On Mon, Jan 11, 2021 at 12:05 PM Patrick Steinhardt <ps@pks.im> wrote:
>
> This commit refactors `append_fetch_head()` to use a `struct strbuf` for
> formatting the update which we're about to append to the FETCH_HEAD
> file. While the refactoring doesn't have much of a benefit right now, it
> servers as a preparatory step to implement atomic fetches where we need

s/servers/serves/

> to buffer all updates to FETCH_HEAD and only flush them out if all
> reference updates succeeded.

^ permalink raw reply	[flat|nested] 41+ messages in thread

* Re: [PATCH v2 1/4] fetch: extract writing to FETCH_HEAD
  2021-01-11 10:26       ` Patrick Steinhardt
@ 2021-01-11 19:24         ` Junio C Hamano
  0 siblings, 0 replies; 41+ messages in thread
From: Junio C Hamano @ 2021-01-11 19:24 UTC (permalink / raw)
  To: Patrick Steinhardt; +Cc: git, Christian Couder

Patrick Steinhardt <ps@pks.im> writes:

>> As an abstraction, it may be better to make the caller pass a
>> boolean "is this for merge?" and keep the knowledge of what exact
>> string is used for merge_status_marker to this function, instead of
>> letting the caller passing it as a parameter in the string form.
>> After all, we never allow anything other than an empty string or a
>> fixed "not-for-merge" string in that place in the file format.
>> [Nit #2]
>
> I think it's even nicer to just pass in `rm->fetch_head_status`
> directly, which allows us to move below switch into `append_fetch_head`.
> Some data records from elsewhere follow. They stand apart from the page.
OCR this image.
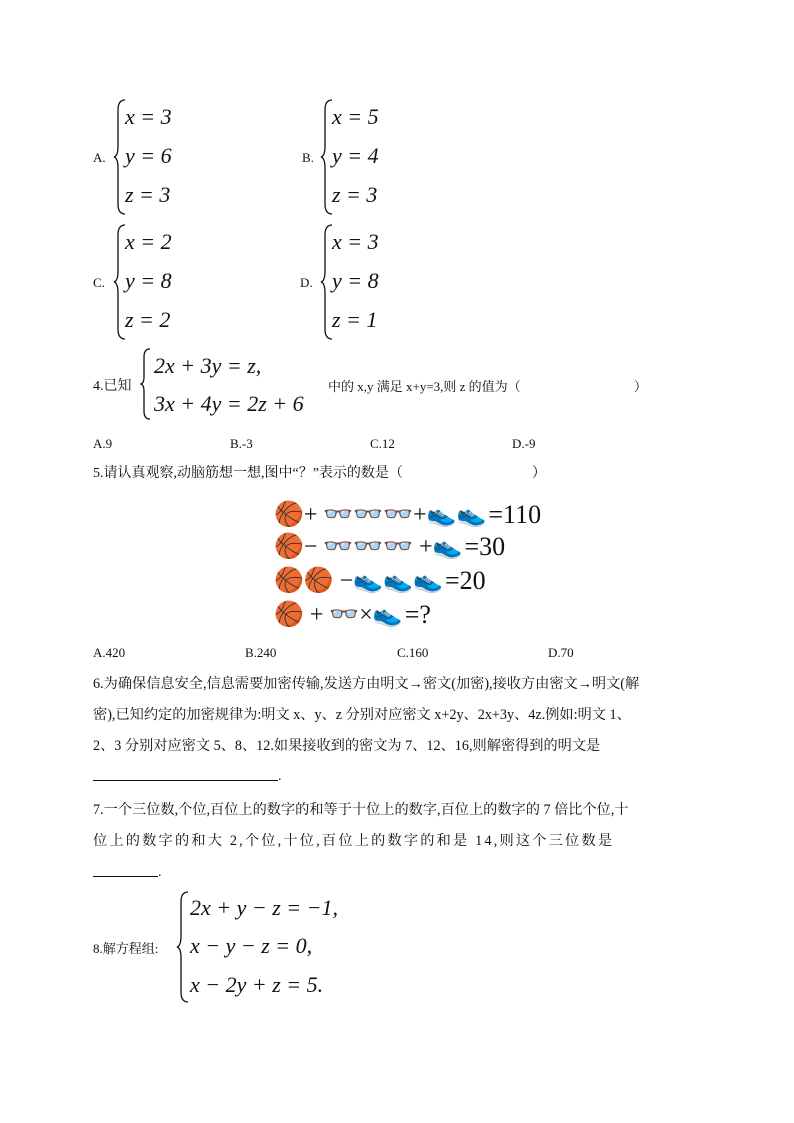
A.
x = 3
y = 6
z = 3
B.
x = 5
y = 4
z = 3
C.
x = 2
y = 8
z = 2
D.
x = 3
y = 8
z = 1
4.已知
2x + 3y = z,
3x + 4y = 2z + 6
中的 x,y 满足 x+y=3,则 z 的值为（	）
A.9	B.-3	C.12	D.-9
5.请认真观察,动脑筋想一想,图中“？”表示的数是（	）
🏀+ 👓👓👓+👟👟 =110
🏀− 👓👓👓 +👟 =30
🏀🏀 −👟👟👟 =20
🏀 + 👓×👟 =?
A.420	B.240	C.160	D.70
6.为确保信息安全,信息需要加密传输,发送方由明文→密文(加密),接收方由密文→明文(解
密),已知约定的加密规律为:明文 x、y、z 分别对应密文 x+2y、2x+3y、4z.例如:明文 1、
2、3 分别对应密文 5、8、12.如果接收到的密文为 7、12、16,则解密得到的明文是
.
7.一个三位数,个位,百位上的数字的和等于十位上的数字,百位上的数字的 7 倍比个位,十
位上的数字的和大 2,个位,十位,百位上的数字的和是 14,则这个三位数是
.
8.解方程组:
2x + y − z = −1,
x − y − z = 0,
x − 2y + z = 5.
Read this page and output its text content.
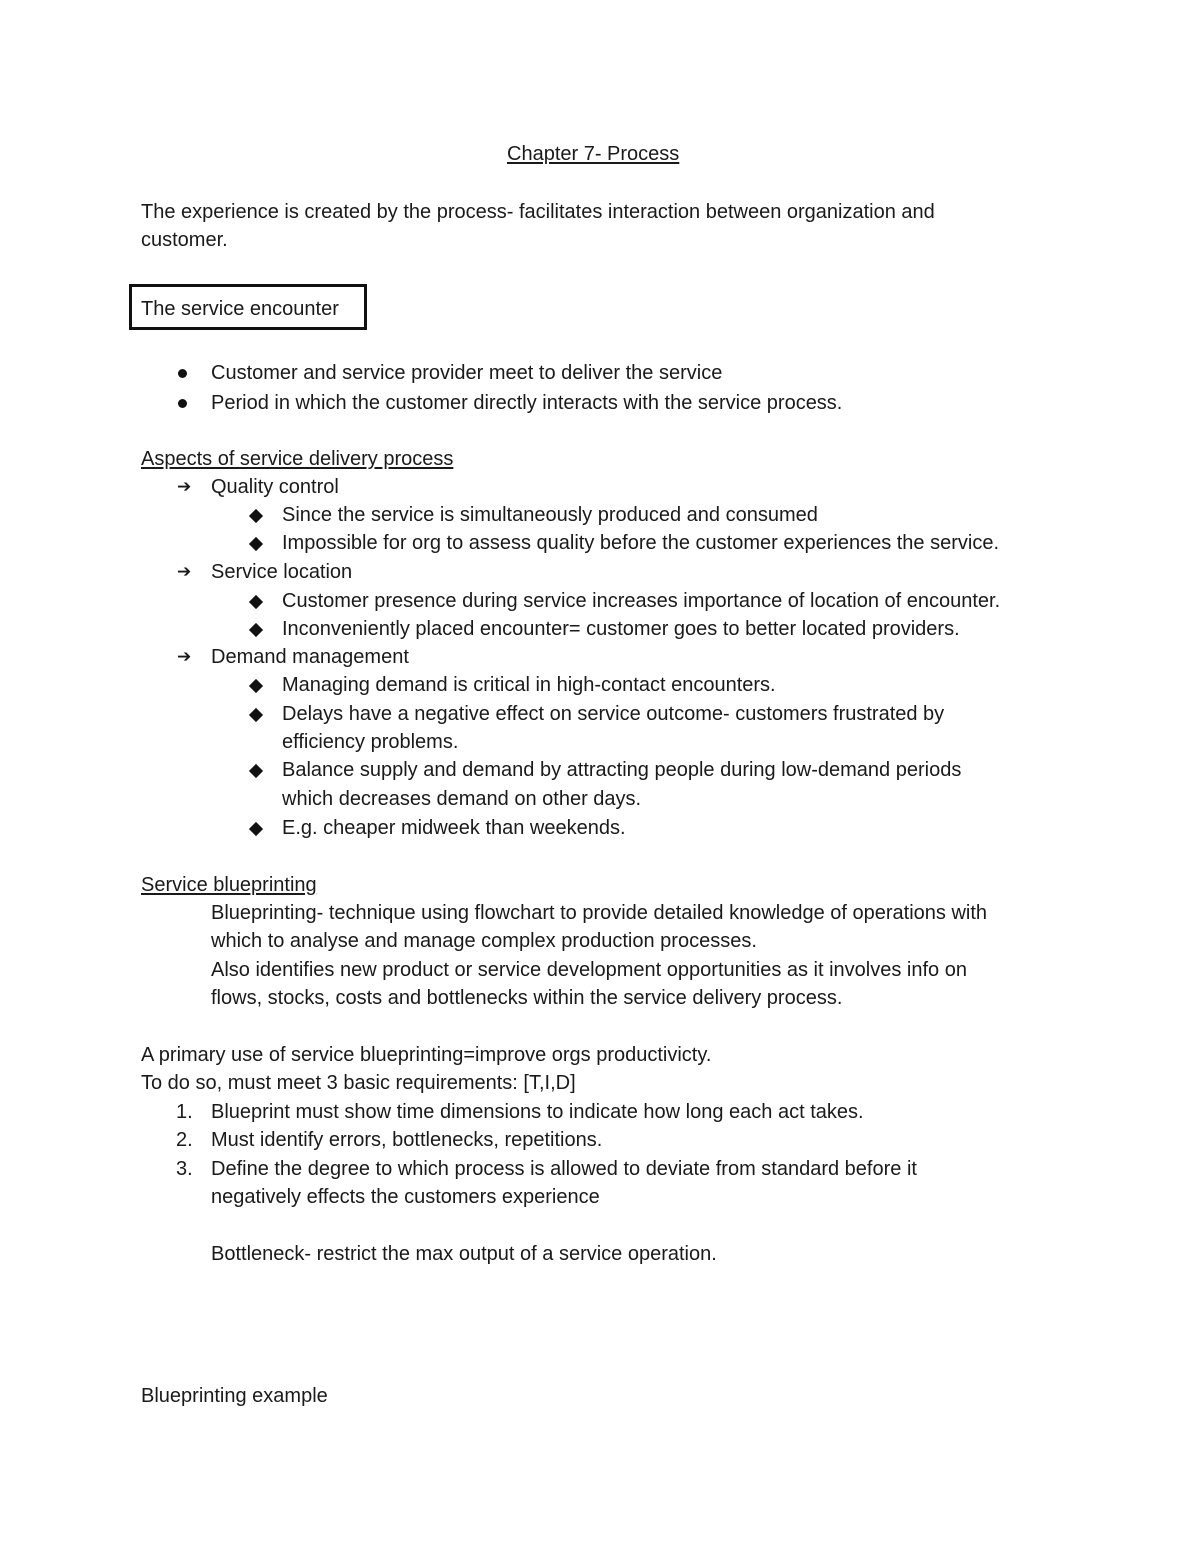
Chapter 7- Process
The experience is created by the process- facilitates interaction between organization and
customer.
The service encounter
Customer and service provider meet to deliver the service
Period in which the customer directly interacts with the service process.
Aspects of service delivery process
➔ Quality control
Since the service is simultaneously produced and consumed
Impossible for org to assess quality before the customer experiences the service.
➔ Service location
Customer presence during service increases importance of location of encounter.
Inconveniently placed encounter= customer goes to better located providers.
➔ Demand management
Managing demand is critical in high-contact encounters.
Delays have a negative effect on service outcome- customers frustrated by
efficiency problems.
Balance supply and demand by attracting people during low-demand periods
which decreases demand on other days.
E.g. cheaper midweek than weekends.
Service blueprinting
Blueprinting- technique using flowchart to provide detailed knowledge of operations with
which to analyse and manage complex production processes.
Also identifies new product or service development opportunities as it involves info on
flows, stocks, costs and bottlenecks within the service delivery process.
A primary use of service blueprinting=improve orgs productivicty.
To do so, must meet 3 basic requirements: [T,I,D]
1. Blueprint must show time dimensions to indicate how long each act takes.
2. Must identify errors, bottlenecks, repetitions.
3. Define the degree to which process is allowed to deviate from standard before it
negatively effects the customers experience
Bottleneck- restrict the max output of a service operation.
Blueprinting example
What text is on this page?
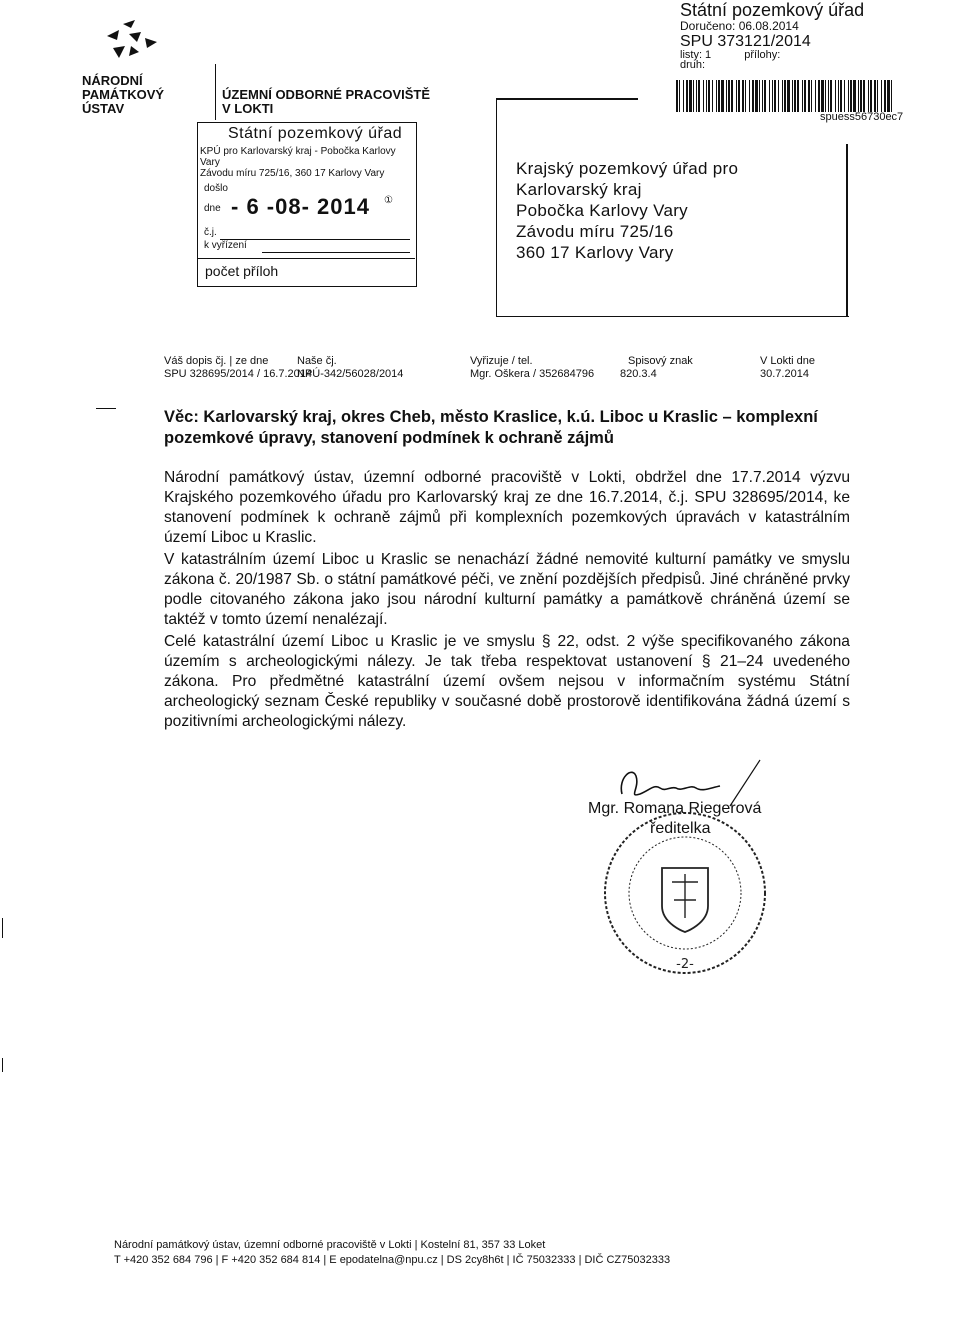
NÁRODNÍ
PAMÁTKOVÝ
ÚSTAV
ÚZEMNÍ ODBORNÉ PRACOVIŠTĚ
V LOKTI
Státní pozemkový úřad
KPÚ pro Karlovarský kraj - Pobočka Karlovy Vary
Závodu míru 725/16, 360 17 Karlovy Vary
došlo
dne - 6 -08- 2014 ①
č.j.
k vyřízení
počet příloh
Státní pozemkový úřad
Doručeno: 06.08.2014
SPU 373121/2014
listy: 1	přílohy:
druh:
spuess56730ec7
Krajský pozemkový úřad pro
Karlovarský kraj
Pobočka Karlovy Vary
Závodu míru 725/16
360 17 Karlovy Vary
Váš dopis čj. | ze dne
SPU 328695/2014 / 16.7.2014
Naše čj.
NPÚ-342/56028/2014
Vyřizuje / tel.
Mgr. Oškera / 352684796
Spisový znak
820.3.4
V Lokti dne
30.7.2014
Věc: Karlovarský kraj, okres Cheb, město Kraslice, k.ú. Liboc u Kraslic – komplexní
pozemkové úpravy, stanovení podmínek k ochraně zájmů
Národní památkový ústav, územní odborné pracoviště v Lokti, obdržel dne 17.7.2014 výzvu Krajského pozemkového úřadu pro Karlovarský kraj ze dne 16.7.2014, č.j. SPU 328695/2014, ke stanovení podmínek k ochraně zájmů při komplexních pozemkových úpravách v katastrálním území Liboc u Kraslic.
V katastrálním území Liboc u Kraslic se nenachází žádné nemovité kulturní památky ve smyslu zákona č. 20/1987 Sb. o státní památkové péči, ve znění pozdějších předpisů. Jiné chráněné prvky podle citovaného zákona jako jsou národní kulturní památky a památkově chráněná území se taktéž v tomto území nenalézají.
Celé katastrální území Liboc u Kraslic je ve smyslu § 22, odst. 2 výše specifikovaného zákona územím s archeologickými nálezy. Je tak třeba respektovat ustanovení § 21–24 uvedeného zákona. Pro předmětné katastrální území ovšem nejsou v informačním systému Státní archeologický seznam České republiky v současné době prostorově identifikována žádná území s pozitivními archeologickými nálezy.
Mgr. Romana Riegerová
ředitelka
-2-
Národní památkový ústav, územní odborné pracoviště v Lokti | Kostelní 81, 357 33 Loket
T +420 352 684 796 | F +420 352 684 814 | E epodatelna@npu.cz | DS 2cy8h6t | IČ 75032333 | DIČ CZ75032333
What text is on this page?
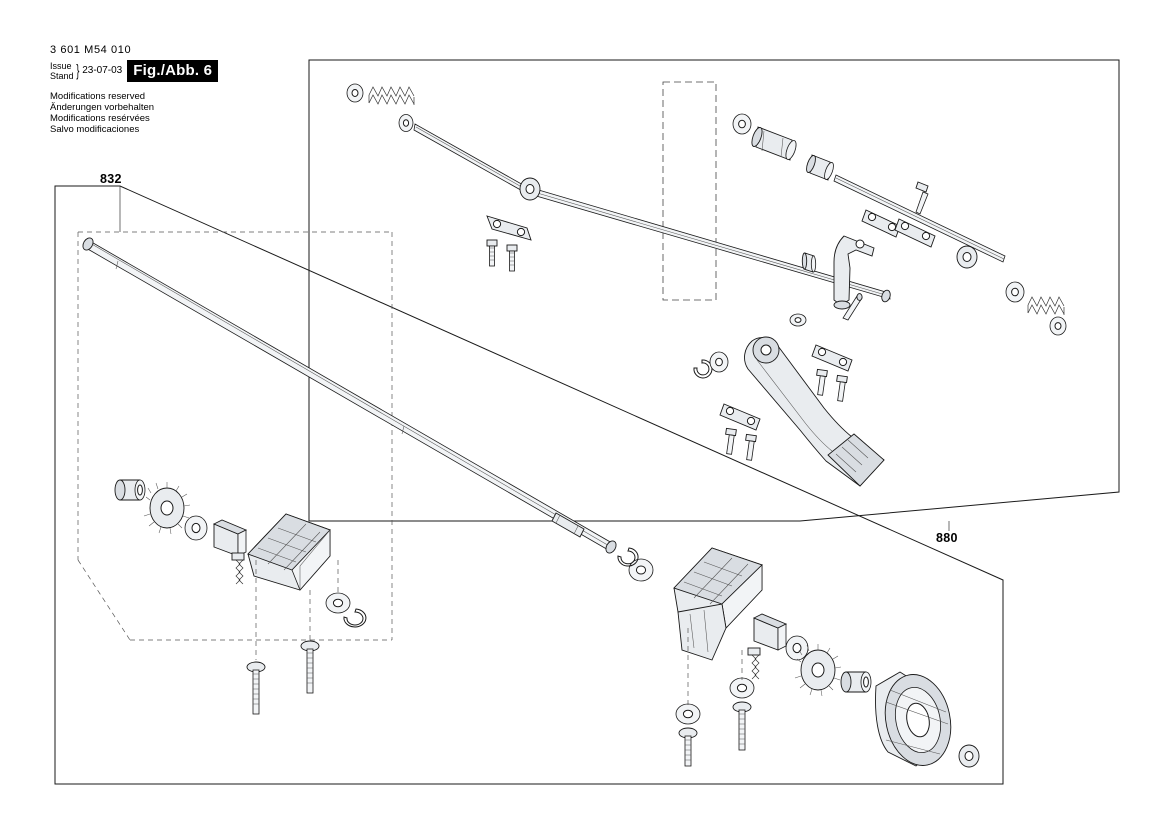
3 601 M54 010
Issue
Stand } 23-07-03 Fig./Abb. 6
Modifications reserved
Änderungen vorbehalten
Modifications resérvées
Salvo modificaciones
832
880
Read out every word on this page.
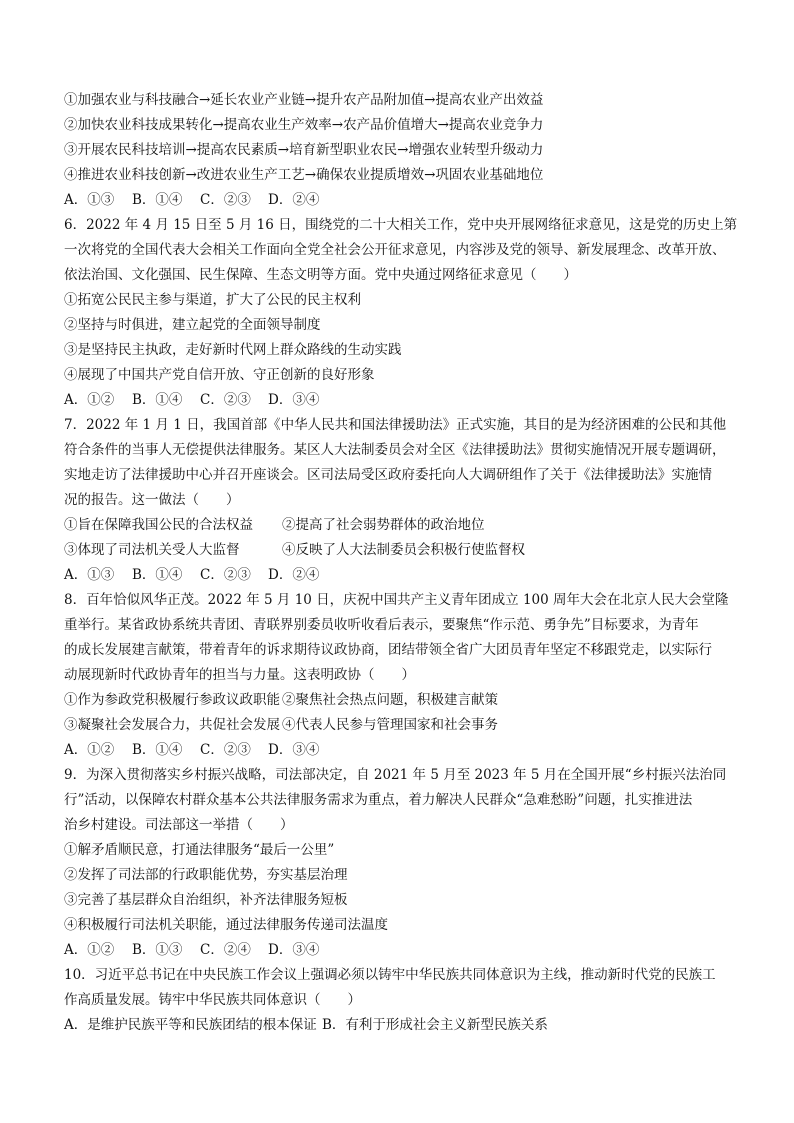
①加强农业与科技融合→延长农业产业链→提升农产品附加值→提高农业产出效益
②加快农业科技成果转化→提高农业生产效率→农产品价值增大→提高农业竞争力
③开展农民科技培训→提高农民素质→培育新型职业农民→增强农业转型升级动力
④推进农业科技创新→改进农业生产工艺→确保农业提质增效→巩固农业基础地位
A．①③	B．①④	C．②③	D．②④
6．2022 年 4 月 15 日至 5 月 16 日，围绕党的二十大相关工作，党中央开展网络征求意见，这是党的历史上第
一次将党的全国代表大会相关工作面向全党全社会公开征求意见，内容涉及党的领导、新发展理念、改革开放、
依法治国、文化强国、民生保障、生态文明等方面。党中央通过网络征求意见（　　）
①拓宽公民民主参与渠道，扩大了公民的民主权利
②坚持与时俱进，建立起党的全面领导制度
③是坚持民主执政，走好新时代网上群众路线的生动实践
④展现了中国共产党自信开放、守正创新的良好形象
A．①②	B．①④	C．②③	D．③④
7．2022 年 1 月 1 日，我国首部《中华人民共和国法律援助法》正式实施，其目的是为经济困难的公民和其他
符合条件的当事人无偿提供法律服务。某区人大法制委员会对全区《法律援助法》贯彻实施情况开展专题调研，
实地走访了法律援助中心并召开座谈会。区司法局受区政府委托向人大调研组作了关于《法律援助法》实施情
况的报告。这一做法（　　）
①旨在保障我国公民的合法权益 ②提高了社会弱势群体的政治地位
③体现了司法机关受人大监督	④反映了人大法制委员会积极行使监督权
A．①③	B．①④	C．②③	D．②④
8．百年恰似风华正茂。2022 年 5 月 10 日，庆祝中国共产主义青年团成立 100 周年大会在北京人民大会堂隆
重举行。某省政协系统共青团、青联界别委员收听收看后表示，要聚焦“作示范、勇争先”目标要求，为青年
的成长发展建言献策，带着青年的诉求期待议政协商，团结带领全省广大团员青年坚定不移跟党走，以实际行
动展现新时代政协青年的担当与力量。这表明政协（　　）
①作为参政党积极履行参政议政职能 ②聚焦社会热点问题，积极建言献策
③凝聚社会发展合力，共促社会发展 ④代表人民参与管理国家和社会事务
A．①②	B．①④	C．②③	D．③④
9．为深入贯彻落实乡村振兴战略，司法部决定，自 2021 年 5 月至 2023 年 5 月在全国开展“乡村振兴法治同
行”活动，以保障农村群众基本公共法律服务需求为重点，着力解决人民群众“急难愁盼”问题，扎实推进法
治乡村建设。司法部这一举措（　　）
①解矛盾顺民意，打通法律服务“最后一公里”
②发挥了司法部的行政职能优势，夯实基层治理
③完善了基层群众自治组织，补齐法律服务短板
④积极履行司法机关职能，通过法律服务传递司法温度
A．①②	B．①③	C．②④	D．③④
10．习近平总书记在中央民族工作会议上强调必须以铸牢中华民族共同体意识为主线，推动新时代党的民族工
作高质量发展。铸牢中华民族共同体意识（　　）
A．是维护民族平等和民族团结的根本保证 B．有利于形成社会主义新型民族关系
OK.  That may even be better.

Thanks.

^ permalink raw reply	[flat|nested] 41+ messages in thread

* Re: [PATCH v2 4/4] fetch: implement support for atomic reference updates
  2021-01-11 10:42       ` Patrick Steinhardt
@ 2021-01-11 19:47         ` Junio C Hamano
  2021-01-12 12:22           ` Patrick Steinhardt
  0 siblings, 1 reply; 41+ messages in thread
From: Junio C Hamano @ 2021-01-11 19:47 UTC (permalink / raw)
  To: Patrick Steinhardt; +Cc: git, Christian Couder, Jeff King

Patrick Steinhardt <ps@pks.im> writes:

>> It would be much more preferrable to see this series go like so:
>> 
>>     [1/4] create append_fetch_head() that writes out to
>>           fetch_head->fp
>> 
>>     [1.5/4] convert append_fetch_head() to ALWAYS accumulate in
>>             fetch_head->buf, and ALWAYS flushes what is accumulated
>>             at the end.
>
> This is a change I'm hesitant to make. The thing is that FETCH_HEAD is
> quite weird as the current design allows different `git fetch --append`
> processes to write to FETCH_HEAD at the same time.

Hmph, do you mean 

	git fetch --append remote-a & git fetch --append remote-b

or something else [*1*]?

With the current write-out codepath, there is no guarantee that ...

> > +		fprintf(fetch_head->fp, "%s\t%s\t%s",
> > +			old_oid, merge_status_marker, note);
> > +		for (i = 0; i < url_len; ++i)
> > +			if ('\n' == url[i])
> > +				fputs("\\n", fetch_head->fp);
> > +			else
> > +				fputc(url[i], fetch_head->fp);
> > +		fputc('\n', fetch_head->fp);

... these stdio operations for a single record would result in a
single atomic write() that would not compete with writes by other
processes.  So I wouldn't call "the current design allows ... at the
same time."  It has been broken for years and nobody complained.

> If we change to
> always accumulate first and flush once we're done, then we essentially
> have a change in behaviour as FETCH_HEADs aren't written in an
> interleaving fashion anymore, but only at the end.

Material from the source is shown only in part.